Let’s talk cryptomining for a second (not that I understand it).

I was having a wander through a few websites yesterday, the way that I do, and my antivirus alerted me to one which had a dodgy link embedded in it.

It was a site I would have expected to be squeaky clean so I ran it through a malware scanner and sure enough it had been hacked, but the interesting thing from my point of view was that it was a hack I’d never seen before and the word ‘cryptominer’ figured prominently.

I did a bit more investigation and it seems that there’s a new cryptomining hack out there. The hack itself is pretty bog standard – the hackers target websites with poor security and/or password hygiene, and then add a link which runs a piece of javascript.

The new bit isn’t that they’re stealing data, or putting spammy SEO links on your website, but that they’re stealing your electricity! The script adds a cookie to your computer which links back to their site and allows them to use your computer’s CPU (which is paid for on your electricity bill) to power their cryptomining.

And note this well: it doesn’t just infect Windows PCs – it targets any computer which runs an internet browser, so you’re talking MACs, phones and Linux too!

You’ll know you’ve got this hack on your computer when it suddenly slows down, or your machine heats up, the fan runs fast or the battery drains fast.
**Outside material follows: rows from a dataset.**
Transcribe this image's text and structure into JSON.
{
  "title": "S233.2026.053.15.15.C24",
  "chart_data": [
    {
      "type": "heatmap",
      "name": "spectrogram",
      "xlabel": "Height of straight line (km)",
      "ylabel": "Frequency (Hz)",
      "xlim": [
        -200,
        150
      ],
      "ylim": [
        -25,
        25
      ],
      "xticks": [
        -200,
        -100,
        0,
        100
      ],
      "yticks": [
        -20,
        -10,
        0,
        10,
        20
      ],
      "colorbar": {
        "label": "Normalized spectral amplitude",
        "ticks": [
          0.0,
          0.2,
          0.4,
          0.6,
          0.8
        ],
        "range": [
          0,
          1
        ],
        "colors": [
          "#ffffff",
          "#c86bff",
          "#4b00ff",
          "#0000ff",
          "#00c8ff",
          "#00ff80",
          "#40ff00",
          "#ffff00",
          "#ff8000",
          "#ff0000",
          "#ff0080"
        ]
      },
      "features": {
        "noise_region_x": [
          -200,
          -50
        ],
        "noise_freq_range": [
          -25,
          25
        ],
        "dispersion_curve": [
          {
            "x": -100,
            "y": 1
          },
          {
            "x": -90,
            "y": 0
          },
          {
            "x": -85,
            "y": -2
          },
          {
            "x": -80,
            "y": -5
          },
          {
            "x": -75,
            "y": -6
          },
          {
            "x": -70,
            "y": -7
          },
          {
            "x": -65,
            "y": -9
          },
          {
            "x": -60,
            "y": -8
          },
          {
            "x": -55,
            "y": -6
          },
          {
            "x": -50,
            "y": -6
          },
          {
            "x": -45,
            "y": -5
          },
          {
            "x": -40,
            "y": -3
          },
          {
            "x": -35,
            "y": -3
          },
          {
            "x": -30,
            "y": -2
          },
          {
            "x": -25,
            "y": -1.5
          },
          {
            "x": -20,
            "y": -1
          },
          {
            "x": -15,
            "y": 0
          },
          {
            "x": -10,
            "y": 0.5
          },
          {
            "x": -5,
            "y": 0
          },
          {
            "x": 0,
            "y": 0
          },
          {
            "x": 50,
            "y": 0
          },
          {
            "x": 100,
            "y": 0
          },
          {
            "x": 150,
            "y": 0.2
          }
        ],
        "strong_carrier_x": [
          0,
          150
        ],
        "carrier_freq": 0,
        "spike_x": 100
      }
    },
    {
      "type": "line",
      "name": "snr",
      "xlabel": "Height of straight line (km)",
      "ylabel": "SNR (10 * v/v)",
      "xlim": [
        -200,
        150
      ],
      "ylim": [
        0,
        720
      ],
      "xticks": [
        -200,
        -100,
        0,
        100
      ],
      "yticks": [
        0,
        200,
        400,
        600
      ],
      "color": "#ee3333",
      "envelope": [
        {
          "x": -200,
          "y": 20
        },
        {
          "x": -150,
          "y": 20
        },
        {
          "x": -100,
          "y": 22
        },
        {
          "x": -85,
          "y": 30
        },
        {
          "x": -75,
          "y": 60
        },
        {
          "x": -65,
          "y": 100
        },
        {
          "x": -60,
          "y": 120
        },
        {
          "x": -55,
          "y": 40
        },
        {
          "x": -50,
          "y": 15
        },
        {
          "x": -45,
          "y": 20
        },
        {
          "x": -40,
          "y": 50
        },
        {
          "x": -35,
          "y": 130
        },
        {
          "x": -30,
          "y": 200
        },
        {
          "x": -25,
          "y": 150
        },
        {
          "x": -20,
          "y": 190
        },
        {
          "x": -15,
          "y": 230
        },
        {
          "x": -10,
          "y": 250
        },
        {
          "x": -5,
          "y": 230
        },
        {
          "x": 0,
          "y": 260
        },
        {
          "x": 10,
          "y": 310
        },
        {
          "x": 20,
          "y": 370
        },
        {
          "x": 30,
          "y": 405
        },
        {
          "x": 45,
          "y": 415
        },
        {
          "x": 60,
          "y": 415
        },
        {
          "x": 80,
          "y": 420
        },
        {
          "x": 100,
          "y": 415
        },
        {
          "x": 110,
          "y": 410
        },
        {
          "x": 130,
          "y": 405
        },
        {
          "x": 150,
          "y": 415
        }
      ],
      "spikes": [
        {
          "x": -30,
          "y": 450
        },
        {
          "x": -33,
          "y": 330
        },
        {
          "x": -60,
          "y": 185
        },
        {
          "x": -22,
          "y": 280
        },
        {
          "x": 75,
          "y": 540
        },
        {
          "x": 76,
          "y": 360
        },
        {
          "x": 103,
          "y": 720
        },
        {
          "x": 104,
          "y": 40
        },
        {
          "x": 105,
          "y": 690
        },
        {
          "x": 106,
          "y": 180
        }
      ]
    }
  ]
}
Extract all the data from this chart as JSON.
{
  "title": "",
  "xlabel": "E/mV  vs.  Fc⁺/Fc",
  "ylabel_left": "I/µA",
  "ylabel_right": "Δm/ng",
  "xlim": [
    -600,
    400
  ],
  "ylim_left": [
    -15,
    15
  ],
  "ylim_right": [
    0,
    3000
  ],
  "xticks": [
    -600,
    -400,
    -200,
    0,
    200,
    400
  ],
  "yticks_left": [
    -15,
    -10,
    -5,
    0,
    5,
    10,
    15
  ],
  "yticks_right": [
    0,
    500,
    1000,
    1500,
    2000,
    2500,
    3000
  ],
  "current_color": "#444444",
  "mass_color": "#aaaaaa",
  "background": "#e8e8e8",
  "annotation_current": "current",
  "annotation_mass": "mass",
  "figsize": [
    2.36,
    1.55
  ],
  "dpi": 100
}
Unfortunately closing your browser down doesn’t help (it did with the first versions of this hack but they’ve got more sophisticated since then).  The way to get rid of it from your PC is through a deep antivirus scan, but make sure you’re using a good antivirus, and one which is up to date.  The one I was using was Kaspersky, which blocked the link actually on the website.  You might also want to do a malware scan using something like Adware.

To prevent it happening in the future, get a good antivirus, use a Chrome or Firefox extension that blocks websites from using your CPU to mine Cryptocurrency – or better still, use Anti-WebMiner that will stop Cryptojacking Mining Script attacks by modifying your hosts file. It works on all browsers.

To get rid of it from your website you either need to find the bad scripts, remove them manually and beef up the security on your website, or get a professional (yes, like me!) to do it for you.